Pour Georges Prévélakis, le réseau diasporique est ainsi
« un des éléments fondamentaux de la survie des
diasporas; c'est ainsi qu'elles arrivent à combattre la tentation de
l'assimilation, comme si le capital iconographique se répartissait sur
un grand nombre de centres connectés entre eux
»161. À travers sa capacité à former
des réseaux, une diaspora acquiert son autonomisation, tant par rapport
au pays d'accueil qu'au pays de départ. Vis-à-vis du pays de
destination, l'autonomisation se manifeste par la résistance à
l'assimilation mais aussi par la pérennisation des valeurs acquises dans
le pays d'origine.
C'est tout le sens de la démarche du Collectif Africa
50 qui veut faire « exister » la communauté africaine du Grand
Lyon, étape par étape, en revisitant dans un premier temps
quelques pans de l'histoire des relations Afrique-France, du moins en ce qui
concerne l'agglomération de Lyon. Le questionnement de l'identité
des « Afropéens » du Grand Lyon en d'autres termes, exercice
par lequel passe, de l'analyse des coordonnateurs du collectif, une
intégration pleinement assumée et réussie des
immigrés. La mémoire ici a donné occasion au
réseautage et à la collaboration des subsahariens de la
région.
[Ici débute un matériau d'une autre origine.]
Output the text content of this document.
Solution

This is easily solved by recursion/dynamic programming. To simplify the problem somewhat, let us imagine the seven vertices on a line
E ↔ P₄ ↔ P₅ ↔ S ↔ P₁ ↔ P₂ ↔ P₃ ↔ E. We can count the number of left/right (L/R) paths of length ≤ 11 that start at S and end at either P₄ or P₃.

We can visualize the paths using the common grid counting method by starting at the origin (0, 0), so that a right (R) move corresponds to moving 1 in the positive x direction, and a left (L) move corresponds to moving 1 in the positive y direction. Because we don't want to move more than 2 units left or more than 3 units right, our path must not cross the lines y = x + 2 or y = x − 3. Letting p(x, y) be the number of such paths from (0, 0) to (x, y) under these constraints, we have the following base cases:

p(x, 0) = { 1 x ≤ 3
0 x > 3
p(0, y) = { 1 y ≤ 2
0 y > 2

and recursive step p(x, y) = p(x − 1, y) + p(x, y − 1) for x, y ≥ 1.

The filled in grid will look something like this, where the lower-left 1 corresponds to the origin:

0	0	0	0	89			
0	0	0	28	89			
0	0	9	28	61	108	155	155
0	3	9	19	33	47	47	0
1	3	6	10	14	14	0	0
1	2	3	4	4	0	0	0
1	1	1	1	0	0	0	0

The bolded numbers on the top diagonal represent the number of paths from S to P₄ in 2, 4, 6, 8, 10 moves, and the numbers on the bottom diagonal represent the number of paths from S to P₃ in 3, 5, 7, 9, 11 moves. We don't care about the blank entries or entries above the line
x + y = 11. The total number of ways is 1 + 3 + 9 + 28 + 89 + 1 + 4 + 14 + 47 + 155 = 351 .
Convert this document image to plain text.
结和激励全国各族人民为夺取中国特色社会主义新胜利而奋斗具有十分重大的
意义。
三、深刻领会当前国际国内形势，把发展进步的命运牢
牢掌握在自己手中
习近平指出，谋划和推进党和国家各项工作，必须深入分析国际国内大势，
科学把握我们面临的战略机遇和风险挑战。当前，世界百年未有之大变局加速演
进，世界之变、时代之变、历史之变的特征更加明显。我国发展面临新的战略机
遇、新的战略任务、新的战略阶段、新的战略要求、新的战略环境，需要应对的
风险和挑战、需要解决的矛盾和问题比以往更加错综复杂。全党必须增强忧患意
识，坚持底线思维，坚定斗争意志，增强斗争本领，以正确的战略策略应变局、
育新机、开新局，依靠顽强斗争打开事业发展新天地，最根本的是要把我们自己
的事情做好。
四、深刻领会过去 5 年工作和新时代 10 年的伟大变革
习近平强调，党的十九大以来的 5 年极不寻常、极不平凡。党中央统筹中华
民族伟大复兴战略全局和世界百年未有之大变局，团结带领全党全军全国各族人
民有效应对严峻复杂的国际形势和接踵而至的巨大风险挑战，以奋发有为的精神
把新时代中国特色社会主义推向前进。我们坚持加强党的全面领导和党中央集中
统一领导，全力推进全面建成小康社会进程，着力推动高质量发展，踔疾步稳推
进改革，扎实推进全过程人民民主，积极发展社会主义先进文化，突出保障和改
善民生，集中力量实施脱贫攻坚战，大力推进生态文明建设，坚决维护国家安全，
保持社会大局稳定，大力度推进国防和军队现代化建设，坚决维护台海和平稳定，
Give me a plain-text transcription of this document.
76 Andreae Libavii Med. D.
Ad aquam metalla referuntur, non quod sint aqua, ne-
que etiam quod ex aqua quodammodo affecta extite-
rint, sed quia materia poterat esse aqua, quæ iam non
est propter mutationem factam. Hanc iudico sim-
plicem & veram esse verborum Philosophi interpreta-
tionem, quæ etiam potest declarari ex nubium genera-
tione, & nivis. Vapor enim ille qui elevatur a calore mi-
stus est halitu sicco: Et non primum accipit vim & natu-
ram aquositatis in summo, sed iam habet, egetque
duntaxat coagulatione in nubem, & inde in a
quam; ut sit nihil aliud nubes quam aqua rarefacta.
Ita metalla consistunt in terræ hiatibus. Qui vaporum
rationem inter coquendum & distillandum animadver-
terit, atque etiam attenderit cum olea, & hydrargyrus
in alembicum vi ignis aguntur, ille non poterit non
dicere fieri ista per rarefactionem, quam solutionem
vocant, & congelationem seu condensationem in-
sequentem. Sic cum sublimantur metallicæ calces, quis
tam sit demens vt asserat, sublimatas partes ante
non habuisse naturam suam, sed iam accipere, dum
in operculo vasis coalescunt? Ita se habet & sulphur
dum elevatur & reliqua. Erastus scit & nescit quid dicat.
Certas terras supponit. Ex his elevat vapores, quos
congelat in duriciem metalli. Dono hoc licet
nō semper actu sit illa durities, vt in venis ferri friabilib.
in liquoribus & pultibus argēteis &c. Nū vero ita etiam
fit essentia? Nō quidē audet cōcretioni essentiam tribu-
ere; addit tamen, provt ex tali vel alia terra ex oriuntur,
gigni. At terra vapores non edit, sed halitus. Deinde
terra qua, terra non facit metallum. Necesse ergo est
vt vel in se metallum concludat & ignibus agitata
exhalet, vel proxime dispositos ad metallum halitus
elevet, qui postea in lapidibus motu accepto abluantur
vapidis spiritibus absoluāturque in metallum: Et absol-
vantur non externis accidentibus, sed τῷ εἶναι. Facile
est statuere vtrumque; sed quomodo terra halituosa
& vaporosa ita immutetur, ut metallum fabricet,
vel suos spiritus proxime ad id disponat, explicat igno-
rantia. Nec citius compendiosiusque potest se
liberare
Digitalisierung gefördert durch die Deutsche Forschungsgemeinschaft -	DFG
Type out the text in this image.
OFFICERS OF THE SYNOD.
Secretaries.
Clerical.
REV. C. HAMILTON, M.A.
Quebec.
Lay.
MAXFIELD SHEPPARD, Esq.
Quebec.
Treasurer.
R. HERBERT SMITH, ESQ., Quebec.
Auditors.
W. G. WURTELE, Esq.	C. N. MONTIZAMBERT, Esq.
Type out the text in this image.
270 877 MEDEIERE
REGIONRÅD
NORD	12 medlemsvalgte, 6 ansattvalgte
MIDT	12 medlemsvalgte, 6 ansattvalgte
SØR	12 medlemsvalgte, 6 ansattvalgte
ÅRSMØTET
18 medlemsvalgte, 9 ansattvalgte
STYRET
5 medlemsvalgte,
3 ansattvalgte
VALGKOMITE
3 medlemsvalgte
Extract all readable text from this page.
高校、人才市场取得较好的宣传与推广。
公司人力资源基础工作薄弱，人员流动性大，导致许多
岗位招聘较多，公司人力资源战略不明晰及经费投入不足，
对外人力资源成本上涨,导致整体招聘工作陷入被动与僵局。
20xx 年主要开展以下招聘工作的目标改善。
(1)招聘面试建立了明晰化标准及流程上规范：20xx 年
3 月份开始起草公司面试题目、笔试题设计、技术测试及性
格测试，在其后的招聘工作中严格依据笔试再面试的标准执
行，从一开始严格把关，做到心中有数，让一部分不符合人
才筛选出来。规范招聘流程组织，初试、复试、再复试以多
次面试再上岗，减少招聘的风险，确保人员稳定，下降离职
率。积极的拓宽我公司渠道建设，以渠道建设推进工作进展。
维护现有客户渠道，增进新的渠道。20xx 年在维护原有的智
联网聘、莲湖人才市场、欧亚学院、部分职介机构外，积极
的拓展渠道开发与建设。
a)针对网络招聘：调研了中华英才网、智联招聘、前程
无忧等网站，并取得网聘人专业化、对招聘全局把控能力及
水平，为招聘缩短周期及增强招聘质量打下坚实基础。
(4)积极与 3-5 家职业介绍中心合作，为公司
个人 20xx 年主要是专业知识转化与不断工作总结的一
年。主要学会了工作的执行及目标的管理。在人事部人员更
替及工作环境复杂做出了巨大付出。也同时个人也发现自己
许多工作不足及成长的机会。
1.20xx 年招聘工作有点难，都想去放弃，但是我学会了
Une stratégie identitaire dont nous doutons qu'elle soit
le motif principal d'adhésion de l'ensemble des membres du collectif.
2.2. Un moyen de connaître et d'être
reconnu
Le réseau d'appartenance prends les formes d'un espace
de fabrication, d'enrichissement et de mobilisation du capital social en vue de
la captation de ressources diverses, une carte à posséder dans
son jeu. Le réseau aide à identifier les partenaires
stratégiques, les interlocuteurs institutionnels, les dispositifs de
financement existants et d'autres ressources utiles à l'atteinte des
objectifs d'une association membre. Mais nous avons constaté qu'à
Lyon , au sein des organisations rencontrées, le capital social se
limitait bien souvent à l'accumulation de contacts ou de relations qui
permettent l'obtention privilégiée d'informations ou de
subventions, consacrant par là le primat de la logique de subvention sur
la logique de prestation de services en relation avec l'intégration ou
l'insertion des populations immigrées dans le Rhône. Il nous est
néanmoins paru difficile, en raison du mutisme de nos répondants
sur la question, de décrypter comment fonctionnait le système
d'interconnaissances et d'interreconnaissance au sens du contact direct d'un
membre du réseau avec une personne bien placée eu sein d'une
instance pourvoyeuse de fonds. Le silence sur la question était
particulièrement de mise.
Toutefois, plusieurs témoignages concordants et
l'observation des pratiques partenariales des associations
enquêtées nous ont permis de noter une forme de planification
stratégique en termes d' expériences d'implication
variées, de participation multiple à différents
réseaux. Les réseaux COSIM et Africa 50 s'imbriquant, en
apparence du moins, dans une sorte de mutuelle adhésion de l'une
à l'autre. Mais, comme nous le verrons, le partenariat entre les ces
deux types de réseaux, émanations de migrants subsahariens, est
loin d'être réel.
Au-delà du COSIM ou d'Africa 50, des associations,
dans une démarche individuelle, ont souvent fait le choix
stratégique d'adhérer à d'autres réseaux, selon
leurs domaines d'intervention. C'est davantage le cas des deux associations
féminines transculturelles dont ALPADEF. Cette Alliance panafricaine,
présente sur le front français et ouest-africain , en plus
d'être active au sein d'Africa 50 après être passée
par le COSIM, est membre de trois
161 Georges Prévélakis, Les réseaux des
diasporas, L'Harmattan, Coll. Géographie et Cultures, 1996,
443p.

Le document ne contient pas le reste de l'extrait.